Harley-Davidson Live WireJetzt surrt Harley elektrisch
Trotz Verzögerungen bei der Einführung und einem Produktionsengpass wegen der Corona-Krise rollt die Harley-Davidson Live Wire nun fast lautlos auf den Straßen.

Nun rollt Harley-Davidson auch lautlos. Wer mit der neuen Live Wire unterwegs ist, merkt sehr schnell: Das E-Bike erregt auch ohne den typischen Harley-Sound sehr viel Aufsehen. Wo immer der Muscle-Roadster auftritt, versammeln sich Interessierte um dieses kraftstrotzende Vehikel. Obwohl mit technischen Finessen und Details versehen, die den übrigen Baukasten-Bikes aus Milwaukee komplett abgehen, lässt sich ihre Herkunft mehr als erahnen – die Live Wire ist eindeutig eine Harley, wenngleich eine vollkommen neue Spezies. Hier sind fünf Gründe, die für das Elektro-Biest aus Milwaukee sprechen:
1. Die Power
Statt des typischen mächtigen V2-Motors dominiert ein gewaltiger Akku im Heizkörperformat die Optik. Darunter liegt längs der Elektromotor wie ein abschussbereiter Torpedo.
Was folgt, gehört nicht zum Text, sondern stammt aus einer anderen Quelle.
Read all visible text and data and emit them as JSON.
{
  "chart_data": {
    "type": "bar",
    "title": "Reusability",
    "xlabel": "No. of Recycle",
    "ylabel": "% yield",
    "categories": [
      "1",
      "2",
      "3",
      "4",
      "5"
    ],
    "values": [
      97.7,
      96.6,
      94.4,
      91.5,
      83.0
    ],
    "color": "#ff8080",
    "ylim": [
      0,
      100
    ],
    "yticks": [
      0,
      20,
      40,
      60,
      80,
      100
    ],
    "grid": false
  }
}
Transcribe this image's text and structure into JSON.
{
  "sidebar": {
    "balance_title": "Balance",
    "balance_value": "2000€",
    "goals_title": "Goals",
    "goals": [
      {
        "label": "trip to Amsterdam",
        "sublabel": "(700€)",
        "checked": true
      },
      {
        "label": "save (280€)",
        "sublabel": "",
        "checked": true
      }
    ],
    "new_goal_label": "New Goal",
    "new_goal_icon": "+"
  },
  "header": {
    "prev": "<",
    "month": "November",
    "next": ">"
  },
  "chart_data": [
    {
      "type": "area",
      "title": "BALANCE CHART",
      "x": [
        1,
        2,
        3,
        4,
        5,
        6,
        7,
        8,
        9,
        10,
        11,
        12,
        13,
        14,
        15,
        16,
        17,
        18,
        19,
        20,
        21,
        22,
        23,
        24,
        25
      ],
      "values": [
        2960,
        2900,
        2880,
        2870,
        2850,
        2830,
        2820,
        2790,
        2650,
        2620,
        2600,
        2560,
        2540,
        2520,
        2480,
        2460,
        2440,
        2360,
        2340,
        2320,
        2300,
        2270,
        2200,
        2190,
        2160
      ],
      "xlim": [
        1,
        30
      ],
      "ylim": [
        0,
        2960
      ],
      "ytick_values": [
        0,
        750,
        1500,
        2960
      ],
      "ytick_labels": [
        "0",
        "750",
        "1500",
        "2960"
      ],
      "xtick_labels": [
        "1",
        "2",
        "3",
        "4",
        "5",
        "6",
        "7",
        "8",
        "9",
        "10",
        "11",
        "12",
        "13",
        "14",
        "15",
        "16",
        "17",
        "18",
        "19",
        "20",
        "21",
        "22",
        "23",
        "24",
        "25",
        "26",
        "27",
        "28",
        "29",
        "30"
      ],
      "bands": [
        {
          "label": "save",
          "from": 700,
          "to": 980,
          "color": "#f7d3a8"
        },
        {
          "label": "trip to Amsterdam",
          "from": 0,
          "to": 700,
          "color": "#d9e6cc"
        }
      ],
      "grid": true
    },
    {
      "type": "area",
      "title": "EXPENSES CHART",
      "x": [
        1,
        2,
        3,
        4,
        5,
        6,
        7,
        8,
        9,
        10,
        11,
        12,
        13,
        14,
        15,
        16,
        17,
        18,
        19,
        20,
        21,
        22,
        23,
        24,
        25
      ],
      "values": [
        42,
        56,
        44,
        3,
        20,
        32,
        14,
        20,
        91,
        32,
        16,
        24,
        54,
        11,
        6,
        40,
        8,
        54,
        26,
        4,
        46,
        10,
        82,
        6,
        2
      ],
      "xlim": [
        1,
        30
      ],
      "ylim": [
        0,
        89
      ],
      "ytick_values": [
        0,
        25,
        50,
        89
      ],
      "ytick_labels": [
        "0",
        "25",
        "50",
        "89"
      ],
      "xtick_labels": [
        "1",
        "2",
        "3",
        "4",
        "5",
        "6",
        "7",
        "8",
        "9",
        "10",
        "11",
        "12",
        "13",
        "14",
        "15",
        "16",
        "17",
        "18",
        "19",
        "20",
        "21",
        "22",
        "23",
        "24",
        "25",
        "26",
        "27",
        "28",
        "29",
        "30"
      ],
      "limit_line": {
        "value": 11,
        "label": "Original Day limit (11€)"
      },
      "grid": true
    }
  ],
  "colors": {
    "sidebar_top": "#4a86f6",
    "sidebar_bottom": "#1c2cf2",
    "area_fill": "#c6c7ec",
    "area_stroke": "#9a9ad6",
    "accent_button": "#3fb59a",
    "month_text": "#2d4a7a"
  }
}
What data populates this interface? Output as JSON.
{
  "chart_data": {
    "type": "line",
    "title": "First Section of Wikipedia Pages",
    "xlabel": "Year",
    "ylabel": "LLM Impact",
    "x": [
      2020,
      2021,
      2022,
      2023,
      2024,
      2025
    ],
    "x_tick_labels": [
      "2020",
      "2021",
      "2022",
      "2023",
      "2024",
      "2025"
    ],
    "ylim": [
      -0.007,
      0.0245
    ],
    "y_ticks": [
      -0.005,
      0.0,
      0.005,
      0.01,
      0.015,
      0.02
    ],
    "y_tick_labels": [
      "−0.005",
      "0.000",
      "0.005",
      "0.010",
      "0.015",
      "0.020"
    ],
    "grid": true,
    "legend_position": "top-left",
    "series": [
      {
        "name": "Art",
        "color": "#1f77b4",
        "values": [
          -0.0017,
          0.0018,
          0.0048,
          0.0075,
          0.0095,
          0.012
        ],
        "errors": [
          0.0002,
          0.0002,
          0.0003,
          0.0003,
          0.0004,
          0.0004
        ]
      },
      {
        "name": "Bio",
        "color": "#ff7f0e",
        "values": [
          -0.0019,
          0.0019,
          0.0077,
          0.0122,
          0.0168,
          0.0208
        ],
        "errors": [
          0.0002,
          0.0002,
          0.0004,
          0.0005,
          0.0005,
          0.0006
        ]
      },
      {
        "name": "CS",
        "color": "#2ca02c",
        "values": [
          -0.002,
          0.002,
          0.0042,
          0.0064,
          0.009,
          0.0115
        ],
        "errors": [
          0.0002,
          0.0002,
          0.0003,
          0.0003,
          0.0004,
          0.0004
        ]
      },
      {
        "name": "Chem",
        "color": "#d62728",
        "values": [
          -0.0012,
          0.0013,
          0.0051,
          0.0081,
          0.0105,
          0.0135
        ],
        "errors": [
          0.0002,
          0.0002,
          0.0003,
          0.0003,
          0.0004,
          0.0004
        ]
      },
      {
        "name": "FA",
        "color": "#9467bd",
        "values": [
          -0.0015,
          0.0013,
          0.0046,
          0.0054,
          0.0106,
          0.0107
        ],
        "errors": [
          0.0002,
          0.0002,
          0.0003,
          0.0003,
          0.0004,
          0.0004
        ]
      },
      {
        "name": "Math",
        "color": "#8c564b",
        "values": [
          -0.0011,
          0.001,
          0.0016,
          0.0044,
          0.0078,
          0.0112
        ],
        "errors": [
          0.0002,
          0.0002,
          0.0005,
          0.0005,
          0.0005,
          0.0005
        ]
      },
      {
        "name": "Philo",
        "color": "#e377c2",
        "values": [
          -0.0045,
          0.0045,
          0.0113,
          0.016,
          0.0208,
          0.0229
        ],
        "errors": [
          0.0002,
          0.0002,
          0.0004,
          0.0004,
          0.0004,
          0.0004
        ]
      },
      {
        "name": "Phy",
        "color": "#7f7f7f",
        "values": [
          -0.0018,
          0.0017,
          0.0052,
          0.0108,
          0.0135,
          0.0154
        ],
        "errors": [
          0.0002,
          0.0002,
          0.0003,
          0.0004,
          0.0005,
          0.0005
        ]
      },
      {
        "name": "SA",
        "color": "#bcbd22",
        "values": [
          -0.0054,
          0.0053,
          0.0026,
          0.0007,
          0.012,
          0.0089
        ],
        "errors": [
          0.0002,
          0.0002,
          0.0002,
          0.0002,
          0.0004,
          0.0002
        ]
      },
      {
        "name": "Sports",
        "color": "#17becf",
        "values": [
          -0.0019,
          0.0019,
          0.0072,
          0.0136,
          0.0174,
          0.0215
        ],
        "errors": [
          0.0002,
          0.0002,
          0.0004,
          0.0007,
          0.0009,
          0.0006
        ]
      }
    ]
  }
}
Mit dem Funkschlüssel in der Jackentasche wird der Antrieb über eine Taste scharfgeschaltet, bevor die elektrische Herrlichkeit über einen weiteren Tastendruck freigegeben wird – diese Prozedur verhindert ungewolltes Gasgeben. Das, was kommt, ähnelt dem Ritt auf der Kanonenkugel: Extrem mächtig und konstant schieben 116 Newtonmeter Drehmoment und 78 kW die 249 Kilogramm wiegende Harley voran.
2. Die Performance
Das Fehlen von Schaltvorgängen macht vor allem Zwischensprints zur lässigen Fingerübung. Zahlen gefällig? Ein Fachmagazin ermittelte für den Durchzug von 50 auf 120 Stundenkilometer konkurrenzlose 4,1 Sekunden. Selbst im vorsichtigen Regen-Modus absolviert die Live Wire diese Übung in 5,2 Sekunden. Zum Vergleich: Eine 165 PS starke BMW S 1000 R benötigt dafür 5,9 Sekunden.
3. Das Feeling
Das Ambiente ist so bequem, dass auch längere Touren genussvoll möglich sind – ohne sich zurückzuhalten, ermöglicht die 15,5-kWh-Lithium-Ionen-Batterie im normalen Fahrbetrieb sicher die versprochenen 158 Kilometer. Immerhin. Die Rekuperation, also die Energierückgewinnung durch den vom Schub angetriebenen E-Motor, wirkt wie eine Motorbremse, wahlweise wie ein Zweitaktmotor fast ohne Gegenkraft im Segelbetrieb oder besonders stark, was wiederum die Bremsen schont. Beides hat seinen Reiz und fördert den Flow, sofern man sich darauf eingelassen hat. Hochwertige Federelemente bieten einen sportlichen Fahrkomfort. Geräuschlos ist das Elektro-Vergnügen nicht: Der Antrieb surrt so laut, dass viele Verkehrsteilnehmer den Kopf zum ungewohnten Geräusch drehen.
4. Der Look
Den Kopf drehen die Leute auch wegen des Looks der Live Wire: Die elektrische Harley sorgt schon im Stand für viel Aufsehen. Bullig und böse sieht das Bike aus, gleichzeitig clean und modern. Nach der tadellosen Verarbeitung würde sich jede «normale» Harley die Kolben lecken. Damit der Fahrer nicht wie ein Fähnchen im Wind flattert, sind der Sattel tief und der Fahrer relativ hoch angebracht. Der Oberkörper spannt sich etwas über die lange Tankattrappe, unter der sich die Batterie befindet. Das bringt Gewicht aufs Vorderrad und verhindert ungewollte «Wheelies».
5. Das Statement
Eine elektrische Harley – damit setzt man ein klares Statement. Lautes Bollern war gestern, heute ist futuristisches Surren angesagt. Das hat leider auch seinen Preis: 38.800 Euro will Harley-Davidson für die Live Wire haben – diese Ansage schränkt den Kundenkreis radikal ein. Schade, denn die Kultmarke ist auf Zahlen angewiesen: Während der Zweiradmarkt in der Schweiz in den ersten vier Monaten um knapp 22 Prozent nachgegeben hat, mussten die Amerikaner ein Minus von 34,18 Prozent verbuchen.